The initial run of doses manufactured in the U.S. are owned by the federal government under the terms of agreements reached with drugmakers, and the Biden administration has faced calls from allies across the globe to release the AstraZeneca shots for immediate use.

Mr. Biden has also fielded direct requests from Canadian Prime Minister Justin Trudeau and Mexican President Andres Manuel Lopez Obrador to buy vaccines produced in the United States.

Global public-health advocates say wealthy countries need to do far more to help stem the spread of the pandemic. The World Health Organization on Thursday issued a report that fewer than seven million COVID-19 vaccine doses have been administered in Africa thus far. That’s the equivalent of what the U.S. administers in a matter of days.

Mr. Biden did move to have the U.S. contribute financially to the COVAX alliance, backed by non-governmental organizations such as Gavi, the Vaccine Alliance, along with the World Health Organization and Coalition for Epidemic Preparedness Innovations. They will share vaccines with more than 90 lower- and middle-income countries.

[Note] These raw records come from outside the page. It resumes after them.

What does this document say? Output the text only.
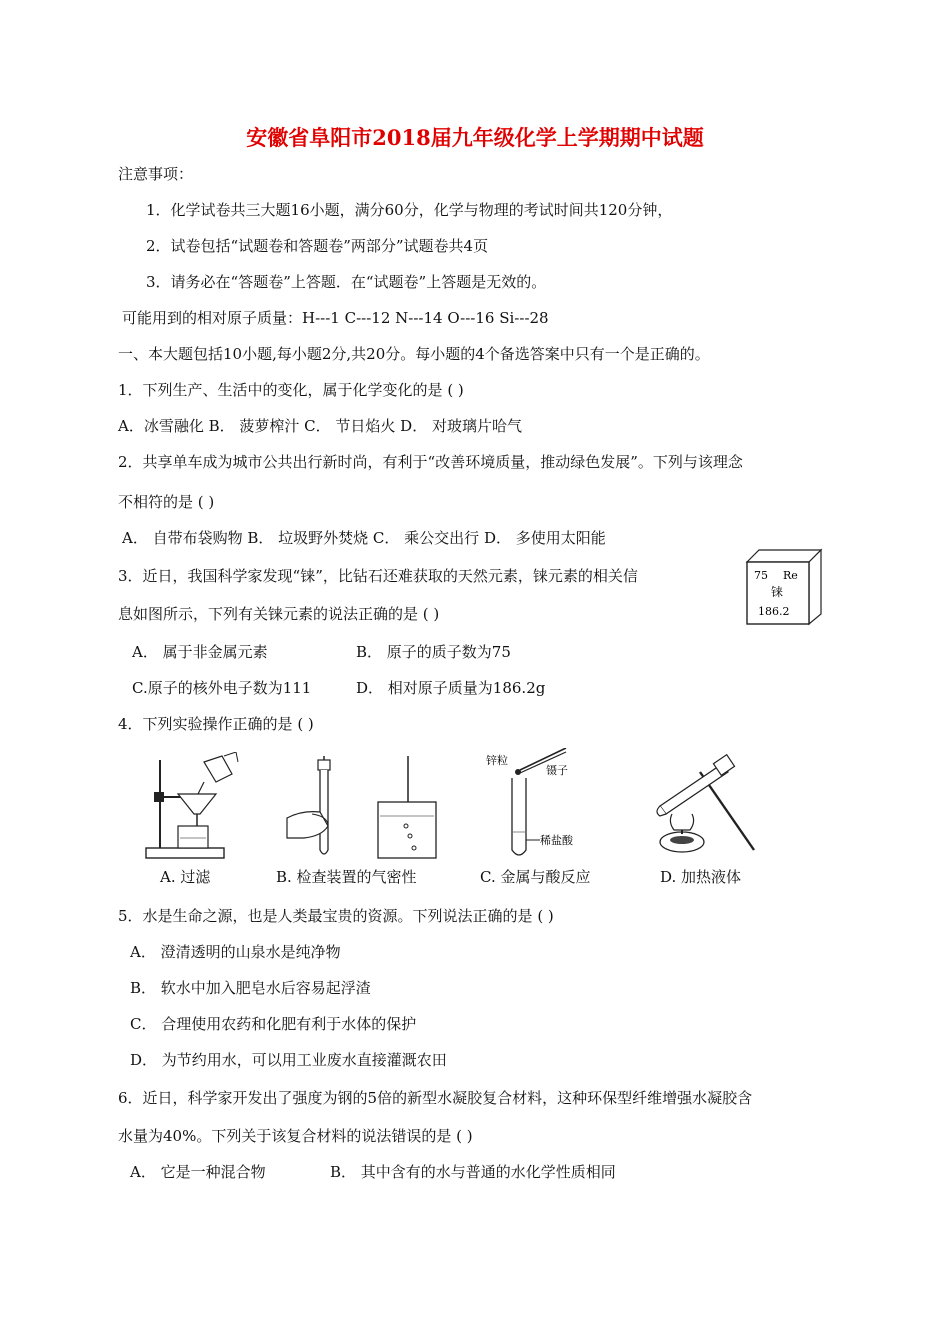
安徽省阜阳市2018届九年级化学上学期期中试题
注意事项：
1．化学试卷共三大题16小题，满分60分，化学与物理的考试时间共120分钟，
2．试卷包括“试题卷和答题卷”两部分”试题卷共4页
3．请务必在“答题卷”上答题．在“试题卷”上答题是无效的。
可能用到的相对原子质量：H---1 C---12 N---14 O---16 Si---28
一、本大题包括10小题,每小题2分,共20分。每小题的4个备选答案中只有一个是正确的。
1．下列生产、生活中的变化，属于化学变化的是 ( )
A．冰雪融化 B． 菠萝榨汁 C． 节日焰火 D． 对玻璃片哈气
2．共享单车成为城市公共出行新时尚，有利于“改善环境质量，推动绿色发展”。下列与该理念
不相符的是 ( )
A． 自带布袋购物 B． 垃圾野外焚烧 C． 乘公交出行 D． 多使用太阳能
3．近日，我国科学家发现“铼”，比钻石还难获取的天然元素，铼元素的相关信
息如图所示，下列有关铼元素的说法正确的是 ( )
A． 属于非金属元素	B． 原子的质子数为75
C.原子的核外电子数为111	D． 相对原子质量为186.2g
75 Re
铼
186.2
4．下列实验操作正确的是 ( )
A. 过滤	B. 检查装置的气密性
锌粒
镊子
稀盐酸
C. 金属与酸反应	D. 加热液体
5．水是生命之源，也是人类最宝贵的资源。下列说法正确的是 ( )
A． 澄清透明的山泉水是纯净物
B． 软水中加入肥皂水后容易起浮渣
C． 合理使用农药和化肥有利于水体的保护
D． 为节约用水，可以用工业废水直接灌溉农田
6．近日，科学家开发出了强度为钢的5倍的新型水凝胶复合材料，这种环保型纤维增强水凝胶含
水量为40%。下列关于该复合材料的说法错误的是 ( )
A． 它是一种混合物	B． 其中含有的水与普通的水化学性质相同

From his first days in office, Mr. Biden has set clear – and achievable – metrics for U.S. success, whether they be vaccinations or school reopenings, as part of an apparent strategy of underpromising, then overdelivering. Aides say that exceeding his goals breeds trust in government after the Trump administration’s sometimes-fanciful rhetoric on the virus.

The 100-million-dose goal was first announced on Dec. 8, days before the U.S. had even one authorized vaccine for COVID-19, let alone the three that have now received emergency authorization. Still, it was generally seen within reach, if optimistic.

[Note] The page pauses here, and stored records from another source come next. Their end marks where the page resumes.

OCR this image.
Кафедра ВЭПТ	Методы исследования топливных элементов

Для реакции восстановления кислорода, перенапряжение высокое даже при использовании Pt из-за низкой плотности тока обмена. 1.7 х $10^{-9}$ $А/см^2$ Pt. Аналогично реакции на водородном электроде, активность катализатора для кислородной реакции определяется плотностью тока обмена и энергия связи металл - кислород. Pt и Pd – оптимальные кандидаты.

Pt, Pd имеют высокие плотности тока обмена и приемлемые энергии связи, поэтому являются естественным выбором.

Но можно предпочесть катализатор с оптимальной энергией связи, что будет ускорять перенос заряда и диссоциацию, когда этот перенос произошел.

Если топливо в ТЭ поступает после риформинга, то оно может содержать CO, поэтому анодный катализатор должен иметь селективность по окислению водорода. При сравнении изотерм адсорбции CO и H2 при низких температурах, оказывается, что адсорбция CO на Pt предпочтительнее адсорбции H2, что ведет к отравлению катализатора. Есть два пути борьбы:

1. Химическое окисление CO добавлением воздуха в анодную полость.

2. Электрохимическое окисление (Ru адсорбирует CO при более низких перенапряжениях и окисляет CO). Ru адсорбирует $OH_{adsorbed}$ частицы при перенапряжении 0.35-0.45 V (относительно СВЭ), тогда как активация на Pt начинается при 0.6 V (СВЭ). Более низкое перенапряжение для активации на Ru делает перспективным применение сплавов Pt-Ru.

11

By the time Mr. Biden was inaugurated on Jan. 20, the U.S. had already administered 20 million shots at a rate of about one million a day, bringing complaints at the time that Mr. Biden’s goal was not ambitious enough. He quickly revised it upward to 150 million doses in his first 100 days.

Now the U.S. is injecting an average of about 2.5 million doses each day – and the pace is likely to dramatically rise later this month in conjunction with an expected surge in supply of the vaccines – putting a 200-million-dose goal well within reach.

The President has moved to speed up deliveries of vaccines from Pfizer, Moderna and Johnson & Johnson, as well as to expand the number of places to get shots and people who can administer them, with a focus on increasing the capacity to inject doses as supply constraints lift.

The risk in setting overly rosy expectations is that an administration might become defined by its failure to meet them, such as in May, 2020, when former president Donald Trump said the country had “prevailed” over the virus.

At the time, the country had seen about 80,000 deaths from COVID-19. This week, the U.S. death toll topped 538,000. Mr. Trump’s lax approach and lack of credibility also contributed to poor adherence to public safety rules among the American public.